先日、厚労省から「監督指導による賃金不払残業の是正結果(平成31年度・令和元年度)」が公表されました。

これは、全国各地にある労働基準監督署(以下、労基署)が行った企業への監督指導の結果、平成31年度・令和元年度に不払だった割増賃金(以下、残業代)が支払われた事案の中で、支払額が1企業で総額100万円以上となった事案を取りまとめたものになっています。

公表された内容によると、残業代の不払に関して労基署の是正が行われた企業は1,611社、そのうち1,000万円以上の残業代支払いを行った企業は161社とされています。
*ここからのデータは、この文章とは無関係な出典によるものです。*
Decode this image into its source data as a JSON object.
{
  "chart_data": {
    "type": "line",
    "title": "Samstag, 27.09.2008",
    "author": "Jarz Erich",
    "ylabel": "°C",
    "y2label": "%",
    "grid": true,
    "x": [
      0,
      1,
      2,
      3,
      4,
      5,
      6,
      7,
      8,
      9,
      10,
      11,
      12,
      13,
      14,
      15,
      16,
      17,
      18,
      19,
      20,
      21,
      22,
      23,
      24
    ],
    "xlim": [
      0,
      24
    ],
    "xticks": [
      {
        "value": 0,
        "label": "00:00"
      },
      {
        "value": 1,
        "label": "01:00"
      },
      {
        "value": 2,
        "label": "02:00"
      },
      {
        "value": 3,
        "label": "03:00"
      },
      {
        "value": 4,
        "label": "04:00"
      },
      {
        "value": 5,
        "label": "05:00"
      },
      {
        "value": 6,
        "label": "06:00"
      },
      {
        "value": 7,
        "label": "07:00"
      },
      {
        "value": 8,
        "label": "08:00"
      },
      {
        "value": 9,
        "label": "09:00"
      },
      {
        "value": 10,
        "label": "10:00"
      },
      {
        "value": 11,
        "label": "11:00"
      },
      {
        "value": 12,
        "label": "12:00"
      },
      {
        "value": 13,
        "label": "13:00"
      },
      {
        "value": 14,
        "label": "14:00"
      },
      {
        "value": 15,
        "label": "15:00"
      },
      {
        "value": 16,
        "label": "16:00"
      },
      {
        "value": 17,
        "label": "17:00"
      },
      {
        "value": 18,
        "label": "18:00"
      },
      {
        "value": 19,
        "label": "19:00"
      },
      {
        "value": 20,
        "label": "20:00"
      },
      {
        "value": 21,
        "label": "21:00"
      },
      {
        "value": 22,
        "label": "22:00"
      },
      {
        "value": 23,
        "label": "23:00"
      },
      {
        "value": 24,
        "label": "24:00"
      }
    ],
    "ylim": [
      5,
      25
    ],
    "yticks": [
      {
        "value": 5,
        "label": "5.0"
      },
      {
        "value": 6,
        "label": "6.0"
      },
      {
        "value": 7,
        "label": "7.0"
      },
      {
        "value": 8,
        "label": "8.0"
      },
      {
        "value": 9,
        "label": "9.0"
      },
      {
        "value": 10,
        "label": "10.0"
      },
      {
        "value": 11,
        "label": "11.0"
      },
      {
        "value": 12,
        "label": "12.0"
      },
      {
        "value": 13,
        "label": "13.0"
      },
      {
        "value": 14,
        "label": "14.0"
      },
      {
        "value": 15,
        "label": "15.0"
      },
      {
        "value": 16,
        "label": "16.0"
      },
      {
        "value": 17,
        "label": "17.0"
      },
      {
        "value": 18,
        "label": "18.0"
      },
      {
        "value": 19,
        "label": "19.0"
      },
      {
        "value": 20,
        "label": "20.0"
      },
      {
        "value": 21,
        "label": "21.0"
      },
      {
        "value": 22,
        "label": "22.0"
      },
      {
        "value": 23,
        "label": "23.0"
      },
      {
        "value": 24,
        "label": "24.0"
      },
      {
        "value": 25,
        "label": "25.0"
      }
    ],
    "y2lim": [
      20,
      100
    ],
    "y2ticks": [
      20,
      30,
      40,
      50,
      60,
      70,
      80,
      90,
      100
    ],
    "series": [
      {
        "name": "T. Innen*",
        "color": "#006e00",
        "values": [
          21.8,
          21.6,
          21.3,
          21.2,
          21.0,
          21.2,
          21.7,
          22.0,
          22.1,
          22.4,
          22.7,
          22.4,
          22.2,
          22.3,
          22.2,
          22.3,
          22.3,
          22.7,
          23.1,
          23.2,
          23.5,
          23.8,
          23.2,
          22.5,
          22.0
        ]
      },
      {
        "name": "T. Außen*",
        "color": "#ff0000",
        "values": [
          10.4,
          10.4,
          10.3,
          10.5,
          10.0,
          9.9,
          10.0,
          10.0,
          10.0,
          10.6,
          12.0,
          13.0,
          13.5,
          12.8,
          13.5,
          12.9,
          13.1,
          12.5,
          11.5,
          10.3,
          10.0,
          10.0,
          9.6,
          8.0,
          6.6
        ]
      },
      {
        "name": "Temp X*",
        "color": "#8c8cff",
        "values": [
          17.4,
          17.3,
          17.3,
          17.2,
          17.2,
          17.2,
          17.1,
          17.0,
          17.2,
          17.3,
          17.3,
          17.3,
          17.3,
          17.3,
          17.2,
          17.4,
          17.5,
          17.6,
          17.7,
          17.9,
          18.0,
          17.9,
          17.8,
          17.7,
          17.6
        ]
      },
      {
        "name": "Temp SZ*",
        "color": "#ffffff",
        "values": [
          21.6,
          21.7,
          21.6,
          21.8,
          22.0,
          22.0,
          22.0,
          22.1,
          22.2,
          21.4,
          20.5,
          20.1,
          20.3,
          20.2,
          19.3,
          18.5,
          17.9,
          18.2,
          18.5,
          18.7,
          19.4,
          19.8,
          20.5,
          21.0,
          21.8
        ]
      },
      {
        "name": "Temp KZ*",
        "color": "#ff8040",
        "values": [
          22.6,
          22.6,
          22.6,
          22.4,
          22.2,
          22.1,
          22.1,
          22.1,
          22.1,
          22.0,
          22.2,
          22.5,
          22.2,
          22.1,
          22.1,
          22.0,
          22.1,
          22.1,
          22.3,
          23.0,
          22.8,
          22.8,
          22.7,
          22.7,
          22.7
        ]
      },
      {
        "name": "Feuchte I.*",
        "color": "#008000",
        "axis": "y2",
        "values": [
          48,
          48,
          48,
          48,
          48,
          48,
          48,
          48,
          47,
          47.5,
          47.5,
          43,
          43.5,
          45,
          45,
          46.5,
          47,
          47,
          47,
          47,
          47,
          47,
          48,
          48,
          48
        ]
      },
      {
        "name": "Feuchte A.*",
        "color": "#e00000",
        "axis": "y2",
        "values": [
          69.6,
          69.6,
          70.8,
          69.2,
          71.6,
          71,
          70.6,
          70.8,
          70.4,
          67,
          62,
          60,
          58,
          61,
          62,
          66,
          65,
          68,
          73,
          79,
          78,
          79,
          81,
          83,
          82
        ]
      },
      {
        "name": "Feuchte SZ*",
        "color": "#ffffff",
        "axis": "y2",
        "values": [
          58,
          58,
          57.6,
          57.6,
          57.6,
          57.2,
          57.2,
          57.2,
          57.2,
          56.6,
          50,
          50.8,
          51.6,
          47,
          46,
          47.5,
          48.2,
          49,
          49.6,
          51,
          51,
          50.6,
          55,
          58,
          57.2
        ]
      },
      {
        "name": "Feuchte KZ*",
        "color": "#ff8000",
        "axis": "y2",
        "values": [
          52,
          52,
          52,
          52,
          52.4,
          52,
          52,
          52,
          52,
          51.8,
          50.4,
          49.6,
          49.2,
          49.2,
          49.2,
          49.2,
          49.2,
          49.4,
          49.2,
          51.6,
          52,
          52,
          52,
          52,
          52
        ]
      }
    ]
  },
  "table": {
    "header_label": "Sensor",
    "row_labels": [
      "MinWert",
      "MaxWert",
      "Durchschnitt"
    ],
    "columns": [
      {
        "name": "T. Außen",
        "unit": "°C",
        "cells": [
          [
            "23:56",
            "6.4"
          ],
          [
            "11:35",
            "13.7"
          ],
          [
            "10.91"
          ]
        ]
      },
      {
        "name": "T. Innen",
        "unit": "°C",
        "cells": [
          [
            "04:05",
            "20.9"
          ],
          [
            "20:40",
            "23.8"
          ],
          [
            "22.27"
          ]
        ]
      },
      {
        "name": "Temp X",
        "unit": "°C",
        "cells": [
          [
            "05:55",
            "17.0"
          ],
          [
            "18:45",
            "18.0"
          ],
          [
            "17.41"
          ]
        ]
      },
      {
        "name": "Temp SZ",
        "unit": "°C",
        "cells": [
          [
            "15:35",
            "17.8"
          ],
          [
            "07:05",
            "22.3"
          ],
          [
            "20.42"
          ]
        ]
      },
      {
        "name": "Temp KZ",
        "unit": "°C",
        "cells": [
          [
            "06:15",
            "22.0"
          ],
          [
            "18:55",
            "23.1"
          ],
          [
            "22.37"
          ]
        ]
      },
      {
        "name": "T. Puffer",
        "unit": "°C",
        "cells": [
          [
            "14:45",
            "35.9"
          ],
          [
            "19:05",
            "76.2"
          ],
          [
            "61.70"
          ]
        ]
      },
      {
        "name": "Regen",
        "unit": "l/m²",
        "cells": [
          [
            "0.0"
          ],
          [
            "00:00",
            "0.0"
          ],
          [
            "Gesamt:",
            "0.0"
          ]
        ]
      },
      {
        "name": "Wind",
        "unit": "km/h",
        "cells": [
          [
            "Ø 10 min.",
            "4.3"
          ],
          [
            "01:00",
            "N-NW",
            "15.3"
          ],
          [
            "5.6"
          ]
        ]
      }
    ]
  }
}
平均として、1企業当たり611万円、労働者1人当たり13万円が支払われる状況となっています。

また、不払となっていた労働者数の合計は7万人超、支払われた残業代の合計は、約98億円にのぼるとのことです。

公表された結果の詳細については次のリンクよりご確認下さい。https://www.mhlw.go.jp/bunya/roudoukijun/chingin-c_r01.html

しれっと(?)公表されており、大きく報道されているわけではありませんが、よくよく考えると衝撃的な数字だと思っています。

この結果のもととなった労基署による監督指導は、労基署の定期的な調査や、労働者からの申告に基づく調査によって行われたものであり、日本全国の残業代の不払い件数がもっともっと多いことは想像に難くありません。

国としては引き続きこうした状況を是正していく方向で今後も動いていくでしょう。

一方で、1企業としては、こうした状況をどう受け止め、動いていくかがとても重要と思います。

残業代の不払い自体が法律上問題であることは明白で、「法律だから」ということでやむなく正しい運用とする、もしくは「明らかになってしまった場合の金銭的、または株主対応も含めた社会的リスクが大きいから」という捉えで是正することも必要ですが、そうした視点のみではなく、企業経営・事業運営をしていくうえで、その企業内で残業代の不払いがどのような影響を与えるかをイメージすることも必要かと思います。

具体的には従業員の心理にどう影響するか、またその結果、業務への姿勢やサービスの質、そして人間関係においてどのような影響を与えるか、です。

「本来支払われるべきものが支払われない」

「会社が法律違反をしている」

こうした状況を社員がどう思い、どのように働くようになるか、です。

表立って不満が出てきていなかったとしても、社員はいろいろなことを感じ、考えているでしょう。

法的なリスクや社会的・金銭的なリスクはもちろんですが、事業の維持・向上という観点からも残業代の不払いは避けなけれなりません。

そして、ある意味で当然といえば当然である残業代の支払いを当然に行うことが、良くも悪くも今の時代は特に、社員の職場に対する信頼感・安心感を高めること、また他社との差別化に繋がる可能性も考えられます。

いずれにしても、残業代をはじめ、賃金に関する部分は人事労務の中でも常に運用のチェックが必要になろうかと思います。